An Improved Ejecta Production Model Based on Richtmyer-Meshkov Instability Spike Dynamics

The FLAG Lagrange/ALE hydrocode employs a subgrid model of mass ejection as a Richtmyer-Meshkov instability (RMI), including (1) a description of RMI spike and bubble growth rates to due to Buttler et al. [W. T. Buttler et al., J. Fluid Mech, 703, 2012, pp. 60-84], (2) the Self-Similar Velocity Distribution (SSVD) model of the velocity field within a spike (in the fluid frame) as varying linearly from zero at the base to a maximum value at the tip [J. E. Hammerberg et al., AIP Conference Proceedings 1979, 080006 (2018)], and (3) a model of spike breakup.
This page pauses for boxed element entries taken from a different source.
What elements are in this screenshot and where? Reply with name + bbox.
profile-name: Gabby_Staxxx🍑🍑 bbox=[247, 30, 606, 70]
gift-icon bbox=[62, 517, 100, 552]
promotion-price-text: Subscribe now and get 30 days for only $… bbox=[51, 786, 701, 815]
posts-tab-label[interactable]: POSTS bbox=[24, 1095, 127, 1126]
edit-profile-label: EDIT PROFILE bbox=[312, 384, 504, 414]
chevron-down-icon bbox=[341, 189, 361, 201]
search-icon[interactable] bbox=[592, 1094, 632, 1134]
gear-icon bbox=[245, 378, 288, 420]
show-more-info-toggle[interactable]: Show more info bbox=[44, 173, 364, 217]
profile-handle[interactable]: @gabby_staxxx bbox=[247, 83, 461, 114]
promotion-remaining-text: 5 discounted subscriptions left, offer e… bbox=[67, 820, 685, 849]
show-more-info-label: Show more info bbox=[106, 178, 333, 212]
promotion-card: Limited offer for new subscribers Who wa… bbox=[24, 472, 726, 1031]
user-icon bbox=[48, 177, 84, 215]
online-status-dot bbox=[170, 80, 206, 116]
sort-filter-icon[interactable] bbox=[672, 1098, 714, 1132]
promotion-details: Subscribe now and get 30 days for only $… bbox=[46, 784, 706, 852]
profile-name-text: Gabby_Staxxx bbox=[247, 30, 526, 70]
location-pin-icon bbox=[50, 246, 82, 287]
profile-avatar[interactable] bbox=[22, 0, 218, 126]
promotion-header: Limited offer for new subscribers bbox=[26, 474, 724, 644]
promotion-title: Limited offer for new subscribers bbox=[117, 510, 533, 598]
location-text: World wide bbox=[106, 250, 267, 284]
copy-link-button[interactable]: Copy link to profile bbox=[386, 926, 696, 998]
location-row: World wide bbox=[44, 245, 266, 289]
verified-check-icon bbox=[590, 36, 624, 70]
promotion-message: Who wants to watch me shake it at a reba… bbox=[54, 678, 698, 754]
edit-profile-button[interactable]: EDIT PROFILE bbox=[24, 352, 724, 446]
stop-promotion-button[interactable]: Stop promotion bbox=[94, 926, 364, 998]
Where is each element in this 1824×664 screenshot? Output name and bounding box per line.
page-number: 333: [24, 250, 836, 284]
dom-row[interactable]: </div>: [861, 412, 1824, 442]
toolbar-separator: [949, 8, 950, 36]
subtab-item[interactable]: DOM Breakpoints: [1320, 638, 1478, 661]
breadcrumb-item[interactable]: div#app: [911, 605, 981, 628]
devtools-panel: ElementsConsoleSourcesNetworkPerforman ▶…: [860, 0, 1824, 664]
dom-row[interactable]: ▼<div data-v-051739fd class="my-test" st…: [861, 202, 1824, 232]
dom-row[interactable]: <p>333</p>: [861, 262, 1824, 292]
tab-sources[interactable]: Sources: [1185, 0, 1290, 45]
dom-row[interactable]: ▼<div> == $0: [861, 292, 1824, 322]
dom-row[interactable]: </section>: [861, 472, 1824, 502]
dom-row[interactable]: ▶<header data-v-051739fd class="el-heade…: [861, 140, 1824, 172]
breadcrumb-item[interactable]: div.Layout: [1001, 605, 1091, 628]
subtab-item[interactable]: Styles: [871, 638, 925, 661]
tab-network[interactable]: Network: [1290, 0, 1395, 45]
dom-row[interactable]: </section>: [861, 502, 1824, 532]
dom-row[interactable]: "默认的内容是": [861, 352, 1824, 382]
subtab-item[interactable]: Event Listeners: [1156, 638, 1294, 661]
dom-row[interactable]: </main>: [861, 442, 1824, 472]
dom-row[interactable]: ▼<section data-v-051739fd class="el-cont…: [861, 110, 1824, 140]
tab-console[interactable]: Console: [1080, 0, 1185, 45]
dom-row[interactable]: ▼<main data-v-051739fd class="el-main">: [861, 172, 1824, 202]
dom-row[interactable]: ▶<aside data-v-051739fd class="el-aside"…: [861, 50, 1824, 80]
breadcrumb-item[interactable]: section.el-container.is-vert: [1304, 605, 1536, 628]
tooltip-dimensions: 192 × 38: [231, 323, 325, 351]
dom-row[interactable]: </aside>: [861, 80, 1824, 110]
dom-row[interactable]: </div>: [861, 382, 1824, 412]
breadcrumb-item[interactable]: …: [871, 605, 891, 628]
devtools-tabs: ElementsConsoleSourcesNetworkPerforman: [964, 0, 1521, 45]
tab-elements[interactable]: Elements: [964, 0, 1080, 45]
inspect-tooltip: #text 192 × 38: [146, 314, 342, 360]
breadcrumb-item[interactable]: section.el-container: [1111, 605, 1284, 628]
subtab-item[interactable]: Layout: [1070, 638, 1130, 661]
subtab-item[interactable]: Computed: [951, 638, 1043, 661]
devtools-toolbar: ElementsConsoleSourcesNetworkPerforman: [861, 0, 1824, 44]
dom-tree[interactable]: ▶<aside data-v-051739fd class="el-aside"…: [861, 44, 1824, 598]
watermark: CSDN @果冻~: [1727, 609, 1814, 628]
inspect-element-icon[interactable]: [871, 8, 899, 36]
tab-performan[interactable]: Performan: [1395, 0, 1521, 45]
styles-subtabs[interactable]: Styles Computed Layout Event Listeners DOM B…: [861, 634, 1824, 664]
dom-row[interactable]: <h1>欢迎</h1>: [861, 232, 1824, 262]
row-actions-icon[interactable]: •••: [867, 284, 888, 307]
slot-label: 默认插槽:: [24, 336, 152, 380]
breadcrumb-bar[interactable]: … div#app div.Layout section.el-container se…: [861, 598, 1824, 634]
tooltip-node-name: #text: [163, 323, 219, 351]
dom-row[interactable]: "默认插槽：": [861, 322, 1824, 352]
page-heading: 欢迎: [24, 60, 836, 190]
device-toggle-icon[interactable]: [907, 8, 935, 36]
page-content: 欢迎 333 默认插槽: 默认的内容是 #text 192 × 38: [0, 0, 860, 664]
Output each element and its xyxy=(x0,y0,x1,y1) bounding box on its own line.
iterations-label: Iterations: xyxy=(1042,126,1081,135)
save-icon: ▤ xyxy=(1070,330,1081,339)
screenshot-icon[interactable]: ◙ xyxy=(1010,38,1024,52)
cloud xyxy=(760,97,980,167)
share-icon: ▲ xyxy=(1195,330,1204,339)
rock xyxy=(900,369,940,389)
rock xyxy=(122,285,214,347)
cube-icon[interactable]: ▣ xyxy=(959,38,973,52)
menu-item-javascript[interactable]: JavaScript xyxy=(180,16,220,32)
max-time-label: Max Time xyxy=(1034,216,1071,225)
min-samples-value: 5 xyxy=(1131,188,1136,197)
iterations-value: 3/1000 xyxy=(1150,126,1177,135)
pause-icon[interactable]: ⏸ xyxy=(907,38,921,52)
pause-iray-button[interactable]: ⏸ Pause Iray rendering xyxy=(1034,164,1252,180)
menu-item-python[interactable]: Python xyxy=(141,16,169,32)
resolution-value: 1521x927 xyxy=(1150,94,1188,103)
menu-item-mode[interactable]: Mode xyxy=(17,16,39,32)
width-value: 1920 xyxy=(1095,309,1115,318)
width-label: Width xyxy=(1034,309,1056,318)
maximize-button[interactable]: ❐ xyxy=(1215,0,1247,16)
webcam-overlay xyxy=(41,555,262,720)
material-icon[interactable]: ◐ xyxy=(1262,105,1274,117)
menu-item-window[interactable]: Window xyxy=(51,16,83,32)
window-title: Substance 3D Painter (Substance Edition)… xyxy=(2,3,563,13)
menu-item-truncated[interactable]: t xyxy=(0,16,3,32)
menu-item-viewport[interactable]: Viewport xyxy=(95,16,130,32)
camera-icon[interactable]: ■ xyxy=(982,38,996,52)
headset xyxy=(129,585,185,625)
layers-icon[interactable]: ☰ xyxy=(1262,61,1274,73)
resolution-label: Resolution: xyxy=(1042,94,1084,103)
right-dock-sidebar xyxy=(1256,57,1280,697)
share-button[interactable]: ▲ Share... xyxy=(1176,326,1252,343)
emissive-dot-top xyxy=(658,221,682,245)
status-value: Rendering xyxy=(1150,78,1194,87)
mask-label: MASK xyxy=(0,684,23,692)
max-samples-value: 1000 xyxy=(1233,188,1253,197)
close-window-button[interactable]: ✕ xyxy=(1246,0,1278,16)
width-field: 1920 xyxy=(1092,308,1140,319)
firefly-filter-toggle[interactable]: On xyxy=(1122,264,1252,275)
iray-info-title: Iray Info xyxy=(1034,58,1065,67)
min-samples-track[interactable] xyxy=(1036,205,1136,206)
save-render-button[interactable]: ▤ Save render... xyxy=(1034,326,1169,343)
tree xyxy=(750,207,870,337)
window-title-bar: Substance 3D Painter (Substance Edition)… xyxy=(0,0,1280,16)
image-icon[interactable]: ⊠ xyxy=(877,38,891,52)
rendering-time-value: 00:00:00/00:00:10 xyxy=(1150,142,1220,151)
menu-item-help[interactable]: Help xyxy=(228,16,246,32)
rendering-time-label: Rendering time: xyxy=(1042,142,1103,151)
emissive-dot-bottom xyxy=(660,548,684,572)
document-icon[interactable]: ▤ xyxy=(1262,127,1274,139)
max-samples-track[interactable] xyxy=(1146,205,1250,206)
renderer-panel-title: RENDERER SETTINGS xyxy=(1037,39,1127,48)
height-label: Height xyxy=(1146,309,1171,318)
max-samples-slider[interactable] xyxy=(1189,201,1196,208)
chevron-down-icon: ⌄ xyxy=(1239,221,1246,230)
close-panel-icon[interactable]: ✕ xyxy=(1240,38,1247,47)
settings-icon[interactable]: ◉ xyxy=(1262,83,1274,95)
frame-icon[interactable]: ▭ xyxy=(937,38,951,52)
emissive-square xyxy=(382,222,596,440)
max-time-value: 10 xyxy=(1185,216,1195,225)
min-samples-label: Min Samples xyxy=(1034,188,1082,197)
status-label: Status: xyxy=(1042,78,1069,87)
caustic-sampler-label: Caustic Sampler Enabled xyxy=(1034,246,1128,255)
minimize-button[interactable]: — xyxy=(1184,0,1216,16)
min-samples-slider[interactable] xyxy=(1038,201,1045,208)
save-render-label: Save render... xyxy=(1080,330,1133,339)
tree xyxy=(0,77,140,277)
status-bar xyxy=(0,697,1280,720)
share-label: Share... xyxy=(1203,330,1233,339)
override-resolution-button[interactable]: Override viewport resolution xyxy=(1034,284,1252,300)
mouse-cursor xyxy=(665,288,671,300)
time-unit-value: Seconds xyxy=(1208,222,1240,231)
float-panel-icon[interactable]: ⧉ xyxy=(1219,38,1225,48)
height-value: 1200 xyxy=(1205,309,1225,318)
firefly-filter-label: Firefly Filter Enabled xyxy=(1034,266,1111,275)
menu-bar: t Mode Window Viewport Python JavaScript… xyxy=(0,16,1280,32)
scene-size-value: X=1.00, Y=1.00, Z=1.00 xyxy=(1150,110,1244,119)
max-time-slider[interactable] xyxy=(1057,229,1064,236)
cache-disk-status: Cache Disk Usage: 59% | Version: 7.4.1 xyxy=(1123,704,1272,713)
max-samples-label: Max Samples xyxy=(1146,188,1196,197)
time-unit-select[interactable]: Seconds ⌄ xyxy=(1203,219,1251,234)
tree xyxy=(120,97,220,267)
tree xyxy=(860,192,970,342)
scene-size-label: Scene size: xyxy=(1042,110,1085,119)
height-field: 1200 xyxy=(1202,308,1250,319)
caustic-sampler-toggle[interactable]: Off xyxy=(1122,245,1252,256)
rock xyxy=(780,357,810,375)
In this work, we improve on model (2) by accounting for inflow of matter at the base of the spike. This allows us to self-consistently reconcile the evolving shape of the spikes (elongation and thinning) with the inflow, and with the corresponding properties of the bubbles, under the assumption of incompressibility. Since the model enables the description of the motion of a fluid element into and along the spike, a more realistic prediction of the velocities and sizes of the resulting ejecta can result. We describe the new self-consistent model and its implementation in FLAG, and indicate how it will be coupled to the breakup model to predict sizes and speeds of the resulting particles.